Gregoria Jaime was the first “Bible Woman” who taught at the BMTS. Jaime was also the first woman to be baptized by immersion in the Jaro River in February 1901 after she was examined on December 9, 1900, one among the first 30 candidates for baptism in Iloilo. In 1915, it was reported that Gregoria was still active in the ministry.
Another teacher of BMTS was Simprosa Sobremisana. Her death in 1910 was described as “a serious loss” for she was “a valued helper in the school and one of the earliest converts in the mission.” Simprosa was remembered as a courageous “Bible Woman” who preached in front of a band of outlaws who were accused of burning a village and killing several people. These outlaws repented and corrected their wicked ways.

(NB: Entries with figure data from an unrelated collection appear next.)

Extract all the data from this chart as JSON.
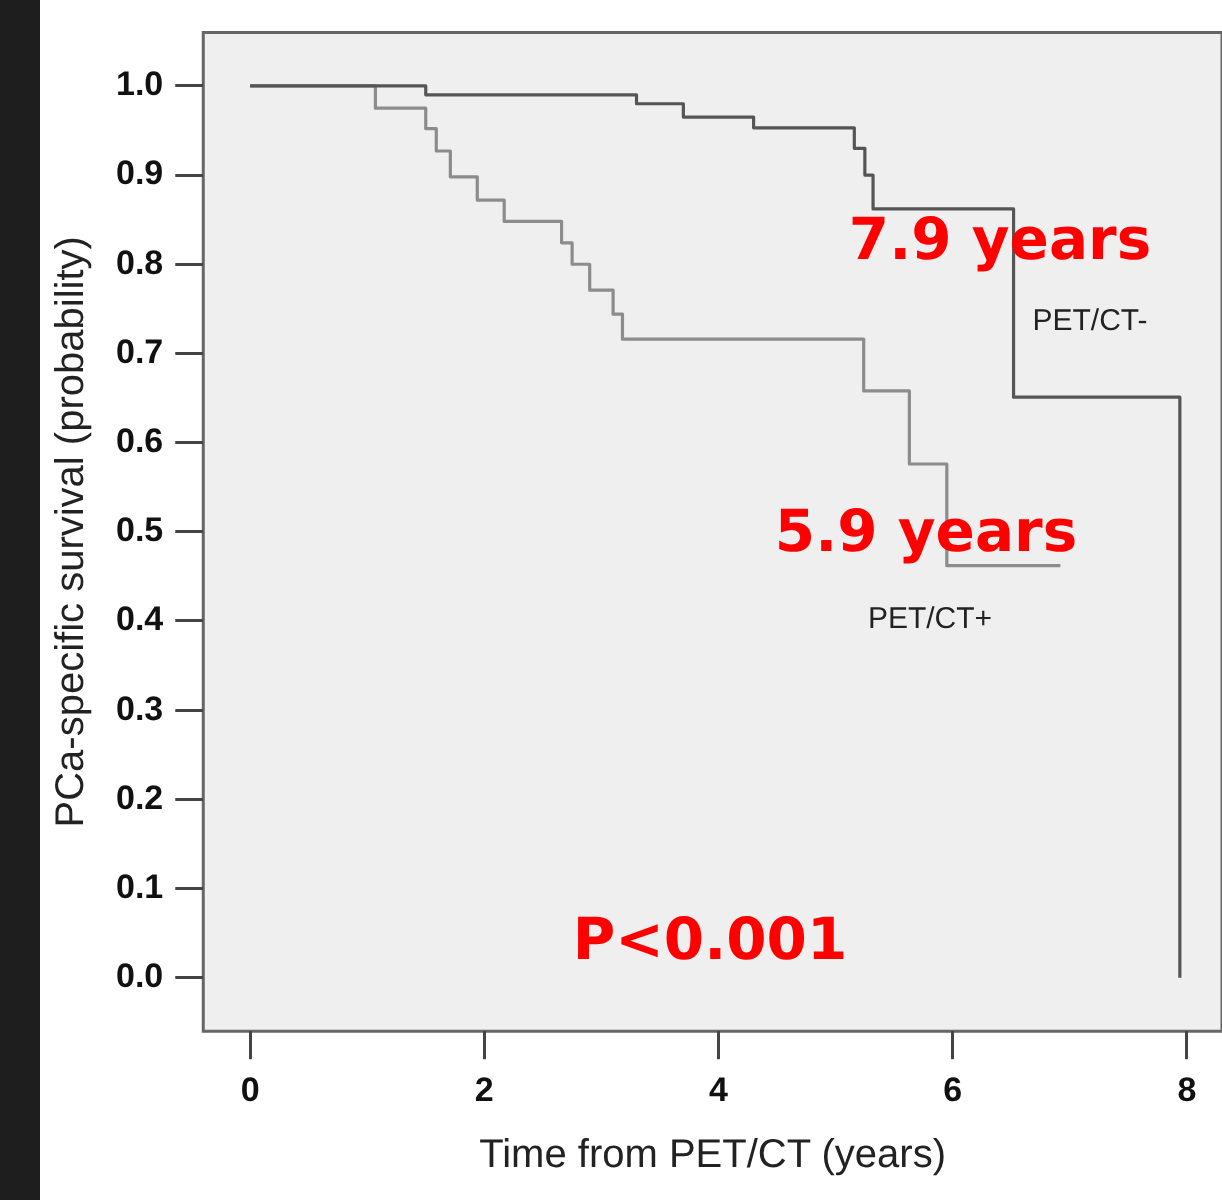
{
  "chart_data": {
    "type": "step",
    "xlabel": "Time from PET/CT (years)",
    "ylabel": "PCa-specific survival (probability)",
    "series": [
      {
        "name": "PET/CT-",
        "color": "#555555",
        "x": [
          0,
          1.5,
          3.3,
          3.7,
          4.3,
          5.16,
          5.25,
          5.32,
          6.52,
          7.94,
          7.94
        ],
        "values": [
          1.0,
          0.99,
          0.98,
          0.965,
          0.953,
          0.93,
          0.9,
          0.862,
          0.651,
          0.651,
          0
        ]
      },
      {
        "name": "PET/CT+",
        "color": "#8c8c8c",
        "x": [
          0,
          1.07,
          1.5,
          1.59,
          1.71,
          1.94,
          2.17,
          2.66,
          2.75,
          2.9,
          3.1,
          3.18,
          5.24,
          5.63,
          5.95,
          6.92
        ],
        "values": [
          1.0,
          0.975,
          0.952,
          0.927,
          0.898,
          0.872,
          0.848,
          0.824,
          0.8,
          0.771,
          0.744,
          0.716,
          0.658,
          0.576,
          0.462,
          0.462
        ]
      }
    ],
    "xlim": [
      -0.4,
      8.3
    ],
    "xticks": [
      0,
      2,
      4,
      6,
      8
    ],
    "ylim": [
      -0.06,
      1.06
    ],
    "yticks": [
      {
        "value": 0,
        "label": "0.0"
      },
      0.1,
      0.2,
      0.3,
      0.4,
      0.5,
      0.6,
      0.7,
      0.8,
      0.9,
      {
        "value": 1,
        "label": "1.0"
      }
    ],
    "grid": false,
    "legend": false,
    "annotations": [
      "7.9 years",
      "5.9 years",
      "P<0.001"
    ]
  }
}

The “Bible Women” became involved in the mission work in many ways. They were both teachers and evangelists. Their work included Christian education, house to house visitation, and personal evangelism. They opened Sunday Schools in rural areas and diligently taught children about Jesus. They also preached in public places amidst prejudice. They even risked their lives evangelizing in areas where the American missionaries could not go because of the war. Some of them established local churches. They also taught women simple home industry and how to read the Bible in their own language.
Munger bore witness to their earnest, faithful, conscientious work. They often put to shame male preachers by their activities and zeal and the results of their mission. Such was the case of Listina Alabi. In 1917, Alabi organized a church in Libakaw, Capiz. At first she started a kindergarten school which won her friends. By the time Missionary Anna V. Johnson visited her, two baptisms had taken place and a young woman from Libakaw decided to study at the Baptist Missionary Training School.
Women in the ministry should be considered as pastors not only because they were trained, earlier than men in a missionary training school starting in 1904, but also due to their contributions towards the growth of local Baptist churches.
After 80 years of Baptist mission in the Philippines, the “Bible Women” were finally ordained in the Baptist ministry. Bible Woman Angelina Buensuceso was given her proper recognition and proclaimed by the Bakyas Evangelical Church and Cosmopolitan Evangelical Church, Bacolod City as Reverend on March 22, 1980.
The ordination that happened in 1980 is a significant milestone that awakened the consciousness among CPBC member churches of the role of Filipina pastors in history and their right to be recognized as pastors and not simply as “Bible Women.”
Today, we do not call women in the pastoral ministry as “Bible Women” but as pastors. We thank the Lord for women trailblazers such as Missionary Anna V. Johnson.